Generally, when I've hit my limit when it comes to my hair, I am patient. I either ride it out and know that this too shall pass, or I make a hair appointment. I had no such patience yesterday. I took one look at my hair, took my damn scissors and I chopped 4 inches off of my hair. I cut off that whole bottom layer. It was dead and gross and I just...couldn't take it for one more second. My biggest mistake, however, was in keeping my hair in a ponytail while I did it. Because then I undid it and had to cut off two more inches.
I laugh at myself for doing that, because it's just about the most impulsive thing I've ever done, ever. I try not to be super impulsive, but as we all know, it's hard to plan being impulsive. There was definitely a build-up, but I could have made a different choice and I didn't. I just went for it.
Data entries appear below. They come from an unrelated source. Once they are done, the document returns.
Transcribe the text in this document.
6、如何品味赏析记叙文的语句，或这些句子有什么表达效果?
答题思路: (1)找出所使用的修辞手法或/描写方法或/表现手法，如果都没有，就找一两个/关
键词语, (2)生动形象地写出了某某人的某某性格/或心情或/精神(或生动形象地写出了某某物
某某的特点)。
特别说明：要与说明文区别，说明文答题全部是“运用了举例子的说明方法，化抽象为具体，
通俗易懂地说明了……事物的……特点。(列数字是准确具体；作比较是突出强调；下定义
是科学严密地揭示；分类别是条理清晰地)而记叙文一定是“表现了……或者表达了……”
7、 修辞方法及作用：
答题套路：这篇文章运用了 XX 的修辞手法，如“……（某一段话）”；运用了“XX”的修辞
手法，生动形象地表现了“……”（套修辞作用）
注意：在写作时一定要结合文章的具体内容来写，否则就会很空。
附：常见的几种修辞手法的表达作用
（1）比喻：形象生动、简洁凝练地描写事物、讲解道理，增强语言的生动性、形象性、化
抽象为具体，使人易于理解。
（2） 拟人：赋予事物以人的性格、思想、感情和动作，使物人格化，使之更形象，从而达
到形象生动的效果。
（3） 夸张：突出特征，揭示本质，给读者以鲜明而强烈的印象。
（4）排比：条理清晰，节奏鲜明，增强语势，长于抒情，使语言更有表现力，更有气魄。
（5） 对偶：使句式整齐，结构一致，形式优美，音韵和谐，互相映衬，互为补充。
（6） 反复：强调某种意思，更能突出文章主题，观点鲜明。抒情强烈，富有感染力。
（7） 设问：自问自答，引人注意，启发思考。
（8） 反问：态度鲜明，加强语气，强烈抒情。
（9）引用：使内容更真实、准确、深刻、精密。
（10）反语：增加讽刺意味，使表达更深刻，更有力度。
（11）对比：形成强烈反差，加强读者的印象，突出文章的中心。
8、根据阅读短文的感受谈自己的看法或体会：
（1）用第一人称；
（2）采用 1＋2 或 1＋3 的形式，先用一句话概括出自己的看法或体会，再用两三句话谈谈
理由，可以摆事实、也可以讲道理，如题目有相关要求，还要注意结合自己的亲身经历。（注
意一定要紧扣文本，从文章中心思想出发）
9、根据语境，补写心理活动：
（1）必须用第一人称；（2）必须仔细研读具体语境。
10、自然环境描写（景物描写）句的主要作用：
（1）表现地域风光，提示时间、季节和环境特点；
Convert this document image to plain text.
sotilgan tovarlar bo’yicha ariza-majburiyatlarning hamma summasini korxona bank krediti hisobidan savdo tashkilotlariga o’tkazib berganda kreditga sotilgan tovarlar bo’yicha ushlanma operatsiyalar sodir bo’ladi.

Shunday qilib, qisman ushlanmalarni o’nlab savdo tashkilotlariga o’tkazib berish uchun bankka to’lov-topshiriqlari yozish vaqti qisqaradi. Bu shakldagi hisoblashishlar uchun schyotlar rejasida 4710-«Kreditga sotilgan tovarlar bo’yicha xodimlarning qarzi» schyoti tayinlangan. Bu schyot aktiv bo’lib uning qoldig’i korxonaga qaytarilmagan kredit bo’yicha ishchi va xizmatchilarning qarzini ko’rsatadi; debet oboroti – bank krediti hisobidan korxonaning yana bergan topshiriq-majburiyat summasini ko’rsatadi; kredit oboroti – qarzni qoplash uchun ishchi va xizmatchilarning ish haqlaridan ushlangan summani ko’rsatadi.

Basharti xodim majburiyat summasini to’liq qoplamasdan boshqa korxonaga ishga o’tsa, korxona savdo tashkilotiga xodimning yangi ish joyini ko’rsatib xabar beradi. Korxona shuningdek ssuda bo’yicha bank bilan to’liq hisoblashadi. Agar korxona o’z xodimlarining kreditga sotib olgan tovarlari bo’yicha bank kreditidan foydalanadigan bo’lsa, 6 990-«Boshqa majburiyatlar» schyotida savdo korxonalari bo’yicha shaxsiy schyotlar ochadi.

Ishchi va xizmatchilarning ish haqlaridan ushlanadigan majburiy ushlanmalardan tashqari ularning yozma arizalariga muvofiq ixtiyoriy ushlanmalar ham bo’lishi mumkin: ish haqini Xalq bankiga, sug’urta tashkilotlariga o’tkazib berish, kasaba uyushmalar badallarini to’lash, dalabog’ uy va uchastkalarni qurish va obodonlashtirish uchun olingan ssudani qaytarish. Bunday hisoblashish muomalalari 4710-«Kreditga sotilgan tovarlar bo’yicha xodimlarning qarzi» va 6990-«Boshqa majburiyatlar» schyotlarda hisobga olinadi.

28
I suppose there are a couple of lessons here - the first being that I need to take better care of my hair and speak up when I've been given a disastrous haircut. And, that being super impulsive like this doesn't really serve me so great. That's not a lesson that I need to learn, necessarily, but it definitely is something I need to remember. I suppose this is not the worst way for my impulsiveness to show itself - it could have been much more destructive, but when I get that urge to do something impulsive, it would likely be more helpful to tune into it than act on it. I usually do - but I don't know what came over me this time.
Anyway, time for my well-deserved chiding from a hairdresser, which I'm also used to because I don't get my hair cut enough and I don't go in unless my hair is in terrible shape. Because I don't and have never had a regular hairdresser in my adult life (save for my first two years of college), any hairdresser that I go to gives me the reality of my hair unvarnished because they know that I'll never see them again anyway. There's something freeing about it for both of us, and maybe that's why I don't have one. However, in times like this, I kind of wish I did have a regular hairdresser, because I could have called them before I got to this point with my hair and they would have been able to get me in before I cut six inches off of it myself.
Or maybe I need to take my Professional Overthinker Hat off for about five seconds and just laugh at myself because it's ridiculous and that's the reaction that's warranted here and not make anything of it. I'm not, necessarily - it's pretty hilarious and my hair is a total and complete trainwreck - but it's unclear to me why I reached that point without doing anything about it first. I think once I can figure that out, I'll be able to laugh at it for the truly ridiculous act that it was.
But, one could argue that I was due. Not just for a haircut, but for a time to just let loose and do something ridiculous. Maybe this was just what I needed. Snort.